Yeah you're in a vicious cycle right now - running out - then saying you're going to quit because you have no choice (since you have no pills) and you figure if you tell yourself you're going to quit you'll be able to handle the time you have to wait for that next refill to pick up.
YES it's a problem and you know that. And until you come clean w/your Dr. and tell him you can no longer take them - responsibly - and that you are an addict, this cycle will continue. It's hard to do, I know. But that was the first step I took. I called the Dr. and said I'm in trouble. Course, he knew that already (kind of a jerk to keep giving them to me and then claim he knew I was an addict, but whatever) - but until you take those steps and make yourself accountable to someone else other than yourself, this cycle will continue. Only YOU can decide when you've had enough.
And you know - there are a lot of home remedies to help w/the withdrawal and many other options for pain management that don't include taking narcotics. So I think until you come clean w/the Dr. and remove ALL access to getting the pills, you aren't going to be able to do this. At least I couldn't.
And as disturbing as I found your statement about your husband "preferring" you to be on the pills so you can be a perfect wife, well that you can address once your head is clean and you're thinking clearly. One thing at a time.
So what do you think it's going to take to get you there? Are you here again because you ran out and are panicking again? Believe me, I don't mean that to sound harsh because I was in the same cycle you're in now. And it won't end well and you know that.
I'm not really panicking, just hurting and hard to get my life done. I don't know why I'm here. The methadone withdrawals aren't as bad anymore, the fatigue is fading, so I know there's hope. I guess that I think that I'm logical, and if I read these posts enough, I'll finally figure out that I'm on a dead end. Thanks for your comments. I know in my head what to do, I just hope that I have the strength to do it.
Okay well I hope you start feeling better soon. Hang in there. And it's true there is a lot of good info here. I hope it helps. :)
And yeah, it is disturbing...28 years. He cooks, he cleans, he drives the kids around because he knows I can't handle work and all of that. I hope it's because he doesn't understand what I'm going through...but yeah...it's disturbing...he wants to be sure I work. I don't even know how to deal with that. It sounds really bad when it's in black and white like that.
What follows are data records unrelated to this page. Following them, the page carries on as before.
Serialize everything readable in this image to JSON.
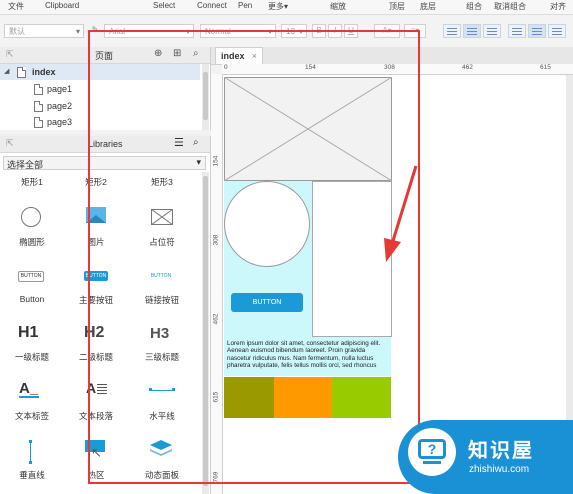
{
  "menu": {
    "file": "文件",
    "clipboard": "Clipboard",
    "select": "Select",
    "connect": "Connect",
    "pen": "Pen",
    "more": "更多▾",
    "zoom": "缩放",
    "top": "顶层",
    "bottom": "底层",
    "group": "组合",
    "ungroup": "取消组合",
    "align": "对齐"
  },
  "toolbar": {
    "style_value": "默认",
    "font_value": "Arial",
    "weight_value": "Normal",
    "size_value": "13"
  },
  "pages_panel": {
    "title": "页面",
    "root": "index",
    "pages": [
      "page1",
      "page2",
      "page3"
    ]
  },
  "libraries": {
    "title": "Libraries",
    "filter": "选择全部",
    "items": [
      {
        "label": "矩形1",
        "icon": "rectangle-icon"
      },
      {
        "label": "矩形2",
        "icon": "rectangle-icon"
      },
      {
        "label": "矩形3",
        "icon": "rectangle-icon"
      },
      {
        "label": "椭圆形",
        "icon": "ellipse-icon"
      },
      {
        "label": "图片",
        "icon": "image-icon"
      },
      {
        "label": "占位符",
        "icon": "placeholder-icon"
      },
      {
        "label": "Button",
        "icon": "button-icon",
        "preview": "BUTTON"
      },
      {
        "label": "主要按钮",
        "icon": "primary-button-icon",
        "preview": "BUTTON"
      },
      {
        "label": "链接按钮",
        "icon": "link-button-icon",
        "preview": "BUTTON"
      },
      {
        "label": "一级标题",
        "icon": "h1-icon",
        "preview": "H1"
      },
      {
        "label": "二级标题",
        "icon": "h2-icon",
        "preview": "H2"
      },
      {
        "label": "三级标题",
        "icon": "h3-icon",
        "preview": "H3"
      },
      {
        "label": "文本标签",
        "icon": "text-label-icon"
      },
      {
        "label": "文本段落",
        "icon": "text-paragraph-icon"
      },
      {
        "label": "水平线",
        "icon": "horizontal-line-icon"
      },
      {
        "label": "垂直线",
        "icon": "vertical-line-icon"
      },
      {
        "label": "热区",
        "icon": "hotspot-icon"
      },
      {
        "label": "动态面板",
        "icon": "dynamic-panel-icon"
      }
    ]
  },
  "canvas": {
    "tab": "index",
    "ruler_h": [
      "0",
      "154",
      "308",
      "462",
      "615"
    ],
    "ruler_v": [
      "154",
      "308",
      "462",
      "615",
      "769"
    ],
    "button_text": "BUTTON",
    "lorem": "Lorem ipsum dolor sit amet, consectetur adipiscing elit. Aenean euismod bibendum laoreet. Proin gravida nascetur ridiculus mus. Nam fermentum, nulla luctus pharetra vulputate, felis tellus mollis orci, sed rhoncus",
    "colors": {
      "cyan_bg": "#ccf7fb",
      "button": "#1a9bd7",
      "olive": "#9a9a00",
      "orange": "#ff9900",
      "green": "#99cc00",
      "annotation": "#e53935"
    }
  },
  "watermark": {
    "name": "知识屋",
    "url": "zhishiwu.com"
  }
}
Yes. Well it is something you should address but when you're feeling better, clearer and stronger. Remember one thing at a time. It sounds like he's contributing to the household, so that is good. And the thing is, after you've been clean for a while, with the right plan and support system in place, and the right aftercare, you do return to who you used to be. And once again, you're able to do the things you used to do too. So maybe that's what it is - that he wants you to be you again. And because of the pills, and the false sense of strength they give you, he's interpreting that to mean you need them. Kind of hard to get a non-addict to understand what the drugs can do to you.
Bottom line though, tackle one thing at a time. :)
I hope you don't mind, but your comment about there being other things besides narcotics made me think, "Well why hasn't it been offered to me?" I want to know what's next for me. I think that's why I don't take the leap. Did your pain go away? I'm just being honest about what's on my mind.